I had to get to know my neighbors before I came to understand that Luxembourg, the nation, and the neighbors' country of origin, is just about the size of Plymouth County, Iowa, a place a goodly number of Luxembourgers came to live when they came to this new land.
It was 1870 when they got here on a long, ox-drawn trek from other side of the state and a tiny town named for their own patron saint, St. Donatus, which, by the way, is the name first given to the village of Alton, just down the road.
The rural lands all around must have looked emptied and intimidating, even though nothing caught the eye but everlasting swaths of wide-open land and sky. One of the early immigrants to Orange City said when he looked over the land that would become a town, he could see only one tree. One tree in infinite open space. Only in northwest Iowa would the newest state residents put up sod houses. Sod was all they had.
There weren't a ton of neighbors either. What's more, prairie fires and a sky full of grasshoppers didn't make the world, out here, particularly accommodating. One of the very first families to inhabit the space that would become Sioux Center, Jacob Koster, who homesteaded the town's downtown park and planted mammoth cottonwoods didn't stay around long, but high-tailed it back east where life wasn't quite so blasted tough.

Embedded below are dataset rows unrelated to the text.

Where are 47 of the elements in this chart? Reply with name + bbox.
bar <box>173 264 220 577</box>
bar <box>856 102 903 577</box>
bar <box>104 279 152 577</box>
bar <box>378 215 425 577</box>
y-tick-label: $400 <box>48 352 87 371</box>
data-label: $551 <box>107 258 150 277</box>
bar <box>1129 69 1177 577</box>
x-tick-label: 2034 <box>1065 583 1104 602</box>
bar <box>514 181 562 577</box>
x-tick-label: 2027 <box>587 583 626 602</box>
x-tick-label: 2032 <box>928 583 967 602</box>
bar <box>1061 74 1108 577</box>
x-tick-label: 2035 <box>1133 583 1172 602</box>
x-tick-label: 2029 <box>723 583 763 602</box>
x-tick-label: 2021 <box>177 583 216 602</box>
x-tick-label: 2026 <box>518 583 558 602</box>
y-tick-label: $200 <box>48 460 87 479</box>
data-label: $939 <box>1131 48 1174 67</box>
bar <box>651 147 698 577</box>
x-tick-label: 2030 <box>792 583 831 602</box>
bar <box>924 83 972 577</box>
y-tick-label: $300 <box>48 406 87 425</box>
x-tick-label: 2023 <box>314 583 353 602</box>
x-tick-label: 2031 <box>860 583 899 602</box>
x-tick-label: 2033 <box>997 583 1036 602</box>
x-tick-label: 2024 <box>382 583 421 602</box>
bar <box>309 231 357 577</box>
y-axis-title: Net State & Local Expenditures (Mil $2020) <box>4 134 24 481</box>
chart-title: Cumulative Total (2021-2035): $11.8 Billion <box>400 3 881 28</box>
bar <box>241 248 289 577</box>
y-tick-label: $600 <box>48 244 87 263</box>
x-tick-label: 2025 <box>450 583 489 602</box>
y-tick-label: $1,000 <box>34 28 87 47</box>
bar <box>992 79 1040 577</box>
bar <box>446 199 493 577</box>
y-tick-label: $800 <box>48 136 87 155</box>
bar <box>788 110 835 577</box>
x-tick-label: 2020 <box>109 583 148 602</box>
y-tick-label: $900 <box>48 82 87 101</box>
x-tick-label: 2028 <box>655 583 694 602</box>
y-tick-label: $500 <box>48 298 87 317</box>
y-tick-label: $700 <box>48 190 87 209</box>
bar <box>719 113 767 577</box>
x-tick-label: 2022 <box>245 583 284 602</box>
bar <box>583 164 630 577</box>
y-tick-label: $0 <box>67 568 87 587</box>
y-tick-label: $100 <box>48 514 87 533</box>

The world created by Ole Rolvaag in Giants in the Earth ain't much of a joy really, no more fun than that created by Hamlin Garland in Main-Traveled Roads or Josephine Donovan's Black Soil. For the legions of mixed blood white folks flooding the plains, life was never a cake walk
However, maybe--just maybe--tough worlds create sweet myths. If you work your hands to the bone for your first fifty years, when things slow down a bit you may just make up sweetness if there's not any to be found.
How about this little story? In the early 1870s, Jacob Koster's wife's stove went kaput. Off they went, in the wagon, to LeMars. The Kosters were among the very first white people to settle in the grass we now call Sioux Center. You can't get along without a stove.
Five miles south, the horse needed water so they pulled the wagon up at a soddie, where a woman came out, busy with something or other.
Now listen, this is something.
This brand new prairie woman looks up at Jacob Koster, who is sitting beside his wife on the seat on the wagon, unmoving, still as death. Both of them stare, transfixed, before the woman, who is still holding the blanket/door to the mean dugout where her pioneer family lives.
Koster doesn't move. He cannot find words.
The woman nods, as if to give him permission.
The words come slowly. "Are you not Yentji?" he says.
Her eyes don't move. "Yes," she says, drawing a long breath. "And you--are you not Jacob?"
In Holland, Jacob sometimes took Yentji with him to the singing school. In our language, they had once, thousands of miles away, dated.
Yentji and her family arrived in northwest Iowa from the Pella area; Jacob Koster, along with four other families had come from southeast Minnesota.